The Bank of England stepped into Britain's bond market on Wednesday to stem a market rout, pledging to buy 65 billion pounds ($69.4 billion) of long-dated gilts after a government fiscal statement triggered the biggest sell-off in decades.
Citing potential risks to UK financial stability, the BoE also said it would delay the start of a programme to sell down its 838 billion pounds ($891 billion) of government bond holdings, which had been due to begin next week.
"Were dysfunction in this market to continue or worsen, there would be a material risk to UK financial stability," the BoE said. "This would lead to an unwarranted tightening of financing conditions and a reduction of the flow of credit to the real economy."
The BoE said it remained committed to an 80 billion-pound reduction over the next 12 months in its holdings of bonds bought under its quantitative easing programme after the global financial crisis of 2007-08 and during the COVID-19 pandemic.
British 30-year bond yields hit their highest since 2002 on Wednesday, before the BoE announcement, and traders complained it was becoming increasingly hard to buy and sell bonds as no one wanted the risk of holding such a volatile asset.
Pension schemes had been selling gilts to meet emergency collateral calls or reduce exposure, pensions advisers said.
"There are schemes running out of cash at the moment," one pensions consultant said before the BoE intervention.
After the BoE announcement, long-dated gilt yields plunged - representing a surge in prices - with 30-year yields dropping more than a full-percentage point, their biggest one-day drop in Refinitiv records dating back to 1992.

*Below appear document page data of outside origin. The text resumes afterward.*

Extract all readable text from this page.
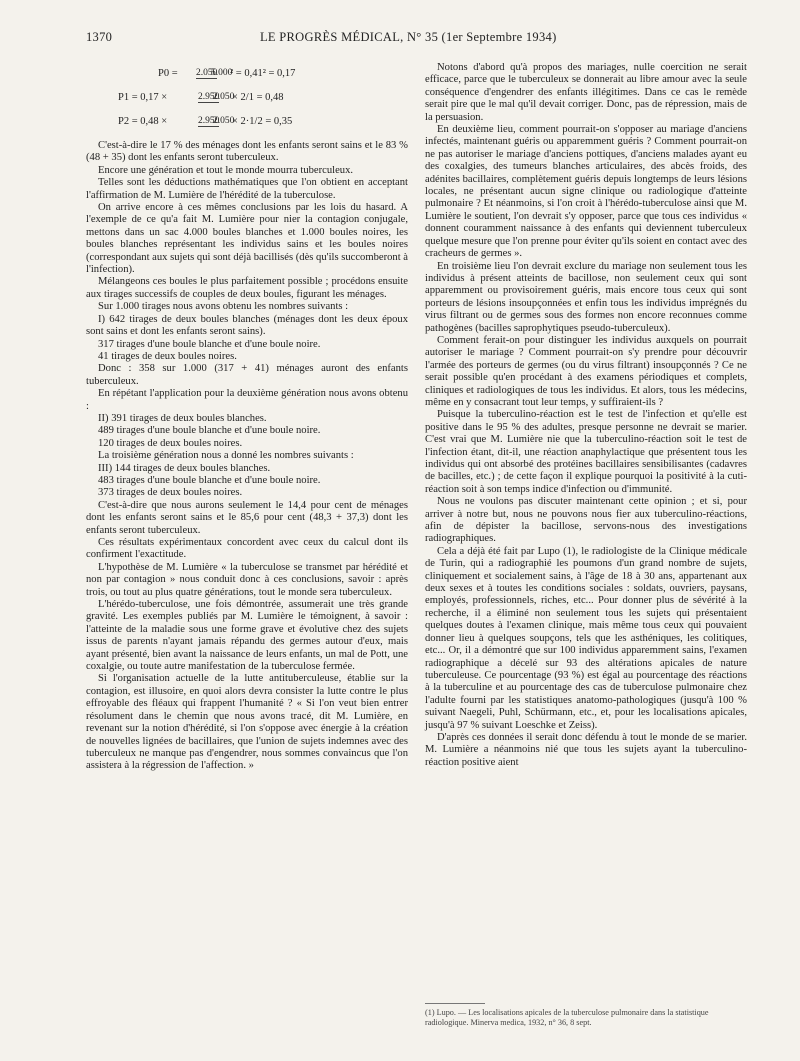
1370	LE PROGRÈS MÉDICAL, N° 35 (1er Septembre 1934)
P0 = 2.050
5.000
² = 0,41² = 0,17
P1 = 0,17 ×	2.950
2.050
× 2/1 = 0,48
P2 = 0,48 ×	2.950
2.050
× 2·1/2 = 0,35

C'est-à-dire le 17 % des ménages dont les enfants seront sains et le 83 % (48 + 35) dont les enfants seront tuberculeux.

Encore une génération et tout le monde mourra tuberculeux.

Telles sont les déductions mathématiques que l'on obtient en acceptant l'affirmation de M. Lumière de l'hérédité de la tuberculose.

On arrive encore à ces mêmes conclusions par les lois du hasard. A l'exemple de ce qu'a fait M. Lumière pour nier la contagion conjugale, mettons dans un sac 4.000 boules blanches et 1.000 boules noires, les boules blanches représentant les individus sains et les boules noires (correspondant aux sujets qui sont déjà bacillisés (dès qu'ils succomberont à l'infection).

Mélangeons ces boules le plus parfaitement possible ; procédons ensuite aux tirages successifs de couples de deux boules, figurant les ménages.

Sur 1.000 tirages nous avons obtenu les nombres suivants :

I) 642 tirages de deux boules blanches (ménages dont les deux époux sont sains et dont les enfants seront sains).

317 tirages d'une boule blanche et d'une boule noire.

41 tirages de deux boules noires.

Donc : 358 sur 1.000 (317 + 41) ménages auront des enfants tuberculeux.

En répétant l'application pour la deuxième génération nous avons obtenu :

II) 391 tirages de deux boules blanches.

489 tirages d'une boule blanche et d'une boule noire.

120 tirages de deux boules noires.

La troisième génération nous a donné les nombres suivants :

III) 144 tirages de deux boules blanches.

483 tirages d'une boule blanche et d'une boule noire.

373 tirages de deux boules noires.

C'est-à-dire que nous aurons seulement le 14,4 pour cent de ménages dont les enfants seront sains et le 85,6 pour cent (48,3 + 37,3) dont les enfants seront tuberculeux.

Ces résultats expérimentaux concordent avec ceux du calcul dont ils confirment l'exactitude.

L'hypothèse de M. Lumière « la tuberculose se transmet par hérédité et non par contagion » nous conduit donc à ces conclusions, savoir : après trois, ou tout au plus quatre générations, tout le monde sera tuberculeux.

L'hérédo-tuberculose, une fois démontrée, assumerait une très grande gravité. Les exemples publiés par M. Lumière le témoignent, à savoir : l'atteinte de la maladie sous une forme grave et évolutive chez des sujets issus de parents n'ayant jamais répandu des germes autour d'eux, mais ayant présenté, bien avant la naissance de leurs enfants, un mal de Pott, une coxalgie, ou toute autre manifestation de la tuberculose fermée.

Si l'organisation actuelle de la lutte antituberculeuse, établie sur la contagion, est illusoire, en quoi alors devra consister la lutte contre le plus effroyable des fléaux qui frappent l'humanité ? « Si l'on veut bien entrer résolument dans le chemin que nous avons tracé, dit M. Lumière, en revenant sur la notion d'hérédité, si l'on s'oppose avec énergie à la création de nouvelles lignées de bacillaires, que l'union de sujets indemnes avec des tuberculeux ne manque pas d'engendrer, nous sommes convaincus que l'on assistera à la régression de l'affection. »

Notons d'abord qu'à propos des mariages, nulle coercition ne serait efficace, parce que le tuberculeux se donnerait au libre amour avec la seule conséquence d'engendrer des enfants illégitimes. Dans ce cas le remède serait pire que le mal qu'il devait corriger. Donc, pas de répression, mais de la persuasion.

En deuxième lieu, comment pourrait-on s'opposer au mariage d'anciens infectés, maintenant guéris ou apparemment guéris ? Comment pourrait-on ne pas autoriser le mariage d'anciens pottiques, d'anciens malades ayant eu des coxalgies, des tumeurs blanches articulaires, des abcès froids, des adénites bacillaires, complètement guéris depuis longtemps de leurs lésions locales, ne présentant aucun signe clinique ou radiologique d'atteinte pulmonaire ? Et néanmoins, si l'on croit à l'hérédo-tuberculose ainsi que M. Lumière le soutient, l'on devrait s'y opposer, parce que tous ces individus « donnent couramment naissance à des enfants qui deviennent tuberculeux quelque mesure que l'on prenne pour éviter qu'ils soient en contact avec des cracheurs de germes ».

En troisième lieu l'on devrait exclure du mariage non seulement tous les individus à présent atteints de bacillose, non seulement ceux qui sont apparemment ou provisoirement guéris, mais encore tous ceux qui sont porteurs de lésions insoupçonnées et enfin tous les individus imprégnés du virus filtrant ou de germes sous des formes non encore reconnues comme pathogènes (bacilles saprophytiques pseudo-tuberculeux).

Comment ferait-on pour distinguer les individus auxquels on pourrait autoriser le mariage ? Comment pourrait-on s'y prendre pour découvrir l'armée des porteurs de germes (ou du virus filtrant) insoupçonnés ? Ce ne serait possible qu'en procédant à des examens périodiques et complets, cliniques et radiologiques de tous les individus. Et alors, tous les médecins, même en y consacrant tout leur temps, y suffiraient-ils ?

Puisque la tuberculino-réaction est le test de l'infection et qu'elle est positive dans le 95 % des adultes, presque personne ne devrait se marier. C'est vrai que M. Lumière nie que la tuberculino-réaction soit le test de l'infection étant, dit-il, une réaction anaphylactique que présentent tous les individus qui ont absorbé des protéines bacillaires sensibilisantes (cadavres de bacilles, etc.) ; de cette façon il explique pourquoi la positivité à la cuti-réaction soit à son temps indice d'infection ou d'immunité.

Nous ne voulons pas discuter maintenant cette opinion ; et si, pour arriver à notre but, nous ne pouvons nous fier aux tuberculino-réactions, afin de dépister la bacillose, servons-nous des investigations radiographiques.

Cela a déjà été fait par Lupo (1), le radiologiste de la Clinique médicale de Turin, qui a radiographié les poumons d'un grand nombre de sujets, cliniquement et socialement sains, à l'âge de 18 à 30 ans, appartenant aux deux sexes et à toutes les conditions sociales : soldats, ouvriers, paysans, employés, professionnels, riches, etc... Pour donner plus de sévérité à la recherche, il a éliminé non seulement tous les sujets qui présentaient quelques doutes à l'examen clinique, mais même tous ceux qui pouvaient donner lieu à quelques soupçons, tels que les asthéniques, les colitiques, etc... Or, il a démontré que sur 100 individus apparemment sains, l'examen radiographique a décelé sur 93 des altérations apicales de nature tuberculeuse. Ce pourcentage (93 %) est égal au pourcentage des réactions à la tuberculine et au pourcentage des cas de tuberculose pulmonaire chez l'adulte fourni par les statistiques anatomo-pathologiques (jusqu'à 100 % suivant Naegeli, Puhl, Schürmann, etc., et, pour les localisations apicales, jusqu'à 97 % suivant Loeschke et Zeiss).

D'après ces données il serait donc défendu à tout le monde de se marier. M. Lumière a néanmoins nié que tous les sujets ayant la tuberculino-réaction positive aient

(1) Lupo. — Les localisations apicales de la tuberculose pulmonaire dans la statistique radiologique. Minerva medica, 1932, n° 36, 8 sept.
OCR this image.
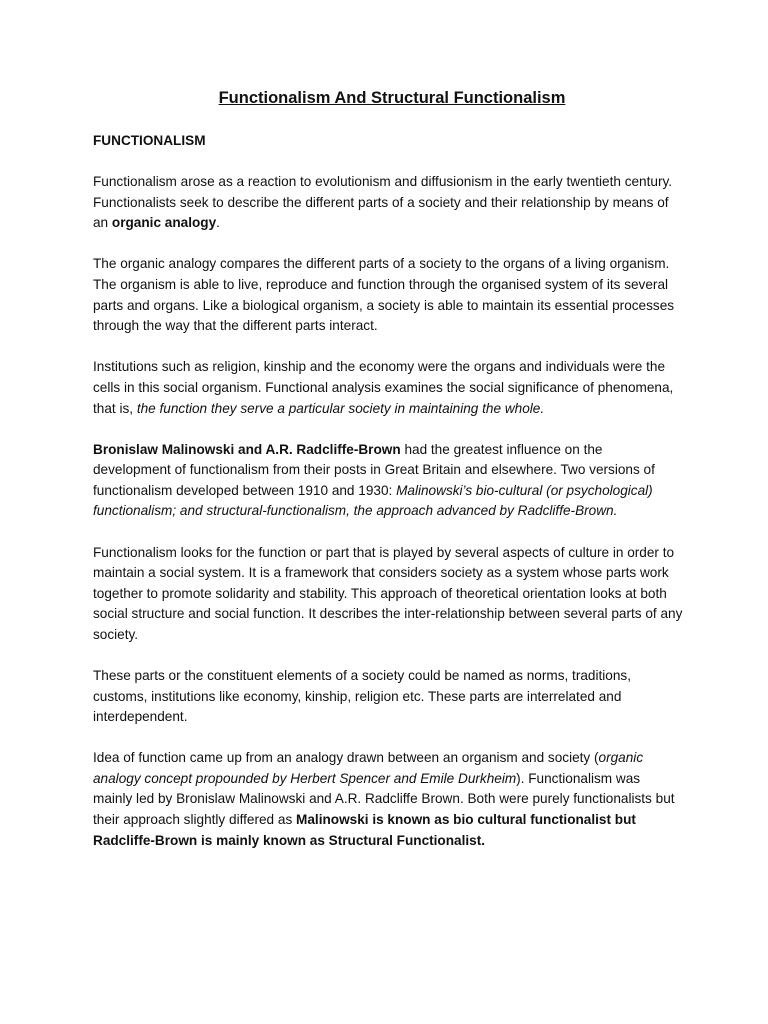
Functionalism And Structural Functionalism
FUNCTIONALISM

Functionalism arose as a reaction to evolutionism and diffusionism in the early twentieth century. Functionalists seek to describe the different parts of a society and their relationship by means of an organic analogy.

The organic analogy compares the different parts of a society to the organs of a living organism. The organism is able to live, reproduce and function through the organised system of its several parts and organs. Like a biological organism, a society is able to maintain its essential processes through the way that the different parts interact.

Institutions such as religion, kinship and the economy were the organs and individuals were the cells in this social organism. Functional analysis examines the social significance of phenomena, that is, the function they serve a particular society in maintaining the whole.

Bronislaw Malinowski and A.R. Radcliffe-Brown had the greatest influence on the development of functionalism from their posts in Great Britain and elsewhere. Two versions of functionalism developed between 1910 and 1930: Malinowski’s bio-cultural (or psychological) functionalism; and structural-functionalism, the approach advanced by Radcliffe-Brown.

Functionalism looks for the function or part that is played by several aspects of culture in order to maintain a social system. It is a framework that considers society as a system whose parts work together to promote solidarity and stability. This approach of theoretical orientation looks at both social structure and social function. It describes the inter-relationship between several parts of any society.

These parts or the constituent elements of a society could be named as norms, traditions, customs, institutions like economy, kinship, religion etc. These parts are interrelated and interdependent.

Idea of function came up from an analogy drawn between an organism and society (organic analogy concept propounded by Herbert Spencer and Emile Durkheim). Functionalism was mainly led by Bronislaw Malinowski and A.R. Radcliffe Brown. Both were purely functionalists but their approach slightly differed as Malinowski is known as bio cultural functionalist but Radcliffe-Brown is mainly known as Structural Functionalist.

The central bank put no limit on the size of its intervention but said it initially planned to hold daily auctions to buy up to 5 billion pounds of gilts with a maturity of at least 20 years, between Wednesday and Oct. 14.
"The purpose of these purchases will be to restore orderly market conditions," it said.
TEMPORARY INTERVENTION?
The BoE last intervened in the gilt market to stem market turmoil in March 2020, when the pandemic roiled markets, expanding its then-dormant quantitative easing programme by hundreds of billions of pounds.
In contrast to then, the BoE said on Wednesday that the intervention would be strictly temporary and would be "unwound in a smooth and orderly fashion once risks to market functioning are judged to have subsided".
Markets have baulked at the unfunded tax cuts that formed part of new finance minister Kwasi Kwarteng's first fiscal statement on Friday.
"(The BoE) have put something of a floor under the market in the short term. However, the pro-cyclical fiscal policy remains and as such the respite may not be long lasting," said Charles Diebel, head of fixed-income strategy at Mediolanum Asset Management.
The BoE's intervention reduced long-dated bond yields back to their level at the end of Friday - after the initial negative reaction to Kwarteng's statement - but shorter-dated yields were still higher.
Speaking on Tuesday, BoE chief economist Huw Pill said the BoE would only delay its planned sale of bonds - worth 8.7 billion pounds over the final quarter of the year - if it saw market dysfunction, and it would not stop an orderly market repricing of the debt.
Economists and investors said the central bank would be keen to avoid the perception that it was stepping in to finance the government, or that the market turmoil jeopardised its ability to take steps to return inflation to its 2% target.
"The likelihood of the market misunderstanding this policy change though is high and risks a potential hazardous misstep," said Bethany Payne, global bond portfolio manager at Janus Henderson Investors.